Hacker News new | ask | show | jobs
by chrstr 1349 days ago
> Queries using SELECT DISTINCT can now be executed in parallel.

This sounds quite interesting, but I would assume it does not always work? I didn't see this mentioned in the linked documentation, does someone know when/how the parallel distinct works?

2 comments

Couldn't tell you the when, but I can tell you the how is likely how you'd expect.

Generally speaking, to do distinct you need a dictionary to look up previously seen values. To do it in parallel you need to make that dictionary thread safe.

For Java, such a thread safe dictionary is made by segmenting the table and synchronizing on the segments. So you'd hash your values, figure out which segment that targets, lock that segment, and then read/update that segment to contain the new value.
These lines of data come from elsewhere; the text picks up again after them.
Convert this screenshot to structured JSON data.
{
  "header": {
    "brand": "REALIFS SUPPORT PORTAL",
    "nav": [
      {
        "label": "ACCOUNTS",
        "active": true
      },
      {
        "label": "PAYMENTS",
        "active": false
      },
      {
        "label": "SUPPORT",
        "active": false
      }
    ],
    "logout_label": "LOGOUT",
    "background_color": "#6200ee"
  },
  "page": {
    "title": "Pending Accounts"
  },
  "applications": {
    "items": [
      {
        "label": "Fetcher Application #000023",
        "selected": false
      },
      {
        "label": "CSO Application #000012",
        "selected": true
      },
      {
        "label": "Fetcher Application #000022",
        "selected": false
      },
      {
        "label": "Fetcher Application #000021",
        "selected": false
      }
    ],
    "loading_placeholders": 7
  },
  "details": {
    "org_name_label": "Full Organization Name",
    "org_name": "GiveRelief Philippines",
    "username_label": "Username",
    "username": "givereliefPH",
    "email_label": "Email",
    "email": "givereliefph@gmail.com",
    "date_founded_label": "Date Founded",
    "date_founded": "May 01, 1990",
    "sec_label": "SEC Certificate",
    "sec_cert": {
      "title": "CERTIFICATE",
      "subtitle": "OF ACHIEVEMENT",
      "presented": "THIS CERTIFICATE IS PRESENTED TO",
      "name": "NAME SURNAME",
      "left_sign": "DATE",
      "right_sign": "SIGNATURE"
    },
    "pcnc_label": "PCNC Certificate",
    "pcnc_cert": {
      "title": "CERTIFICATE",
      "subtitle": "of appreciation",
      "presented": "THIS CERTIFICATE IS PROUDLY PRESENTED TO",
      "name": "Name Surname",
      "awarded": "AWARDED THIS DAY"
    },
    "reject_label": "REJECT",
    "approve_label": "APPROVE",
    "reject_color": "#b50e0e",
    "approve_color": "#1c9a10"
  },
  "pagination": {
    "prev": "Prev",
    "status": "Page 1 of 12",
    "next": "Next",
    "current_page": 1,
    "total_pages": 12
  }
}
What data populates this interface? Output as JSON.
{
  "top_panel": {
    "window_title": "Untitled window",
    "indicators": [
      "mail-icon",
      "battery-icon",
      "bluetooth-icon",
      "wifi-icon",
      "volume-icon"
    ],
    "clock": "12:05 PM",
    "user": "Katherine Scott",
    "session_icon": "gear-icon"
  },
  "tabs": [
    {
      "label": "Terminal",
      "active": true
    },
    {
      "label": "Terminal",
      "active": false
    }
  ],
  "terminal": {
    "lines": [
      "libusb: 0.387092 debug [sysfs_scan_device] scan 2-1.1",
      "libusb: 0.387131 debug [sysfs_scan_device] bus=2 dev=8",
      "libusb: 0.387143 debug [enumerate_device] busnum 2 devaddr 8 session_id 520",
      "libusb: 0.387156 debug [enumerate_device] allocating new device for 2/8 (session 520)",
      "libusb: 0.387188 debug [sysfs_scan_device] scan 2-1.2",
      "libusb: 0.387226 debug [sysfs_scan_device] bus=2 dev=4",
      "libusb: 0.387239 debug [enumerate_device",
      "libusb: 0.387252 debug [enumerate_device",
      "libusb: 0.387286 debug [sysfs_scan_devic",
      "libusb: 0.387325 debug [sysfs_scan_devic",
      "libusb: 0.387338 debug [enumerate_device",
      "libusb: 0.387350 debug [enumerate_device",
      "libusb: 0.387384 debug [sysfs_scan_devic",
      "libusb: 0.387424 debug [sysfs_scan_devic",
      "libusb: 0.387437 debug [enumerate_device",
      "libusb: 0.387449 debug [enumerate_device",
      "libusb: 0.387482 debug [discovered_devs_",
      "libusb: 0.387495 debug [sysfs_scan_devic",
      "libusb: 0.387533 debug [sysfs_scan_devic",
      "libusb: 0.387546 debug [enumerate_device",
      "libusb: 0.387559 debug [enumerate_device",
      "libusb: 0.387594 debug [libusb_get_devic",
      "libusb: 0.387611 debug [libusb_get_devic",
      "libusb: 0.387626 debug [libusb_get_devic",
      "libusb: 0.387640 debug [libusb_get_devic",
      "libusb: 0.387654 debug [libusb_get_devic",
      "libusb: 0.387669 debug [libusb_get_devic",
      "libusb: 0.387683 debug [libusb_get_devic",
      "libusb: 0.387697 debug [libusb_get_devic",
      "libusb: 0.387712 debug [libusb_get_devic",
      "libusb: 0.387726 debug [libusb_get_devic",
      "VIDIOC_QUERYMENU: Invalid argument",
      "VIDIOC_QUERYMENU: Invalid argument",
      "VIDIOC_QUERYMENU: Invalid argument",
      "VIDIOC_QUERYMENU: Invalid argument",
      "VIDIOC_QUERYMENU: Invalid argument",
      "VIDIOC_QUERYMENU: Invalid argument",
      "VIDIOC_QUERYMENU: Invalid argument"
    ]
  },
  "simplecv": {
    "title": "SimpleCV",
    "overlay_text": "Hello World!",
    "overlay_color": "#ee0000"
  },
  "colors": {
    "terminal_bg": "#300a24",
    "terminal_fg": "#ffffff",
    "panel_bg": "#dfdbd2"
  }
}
I'd assume that postgres is doing a fairly similar trick, The only additional synchronization would be on a linked list of found values. In that case, you could either lock the list and update as new values come in, you could sort those values after the fact, or you could employ a lock free algorithm to add nodes to the list (see lock free queue implementations).

Most parallel operations in PG are implemented by simple merge the dataset, work independently and merge the results. I expect the new distinct to behave the same and not work on a shared data structure.
Thanks! May be helpful to include this in the documentation, since I guess it will then often depend on the numDistinctRows estimate [1] if the parallel plan is used.

[1] https://git.postgresql.org/gitweb/?p=postgresql.git;a=blob;f...

"select distinct" is likely now syntax sugar around "select ... group by 1", which worked in parallel for a while.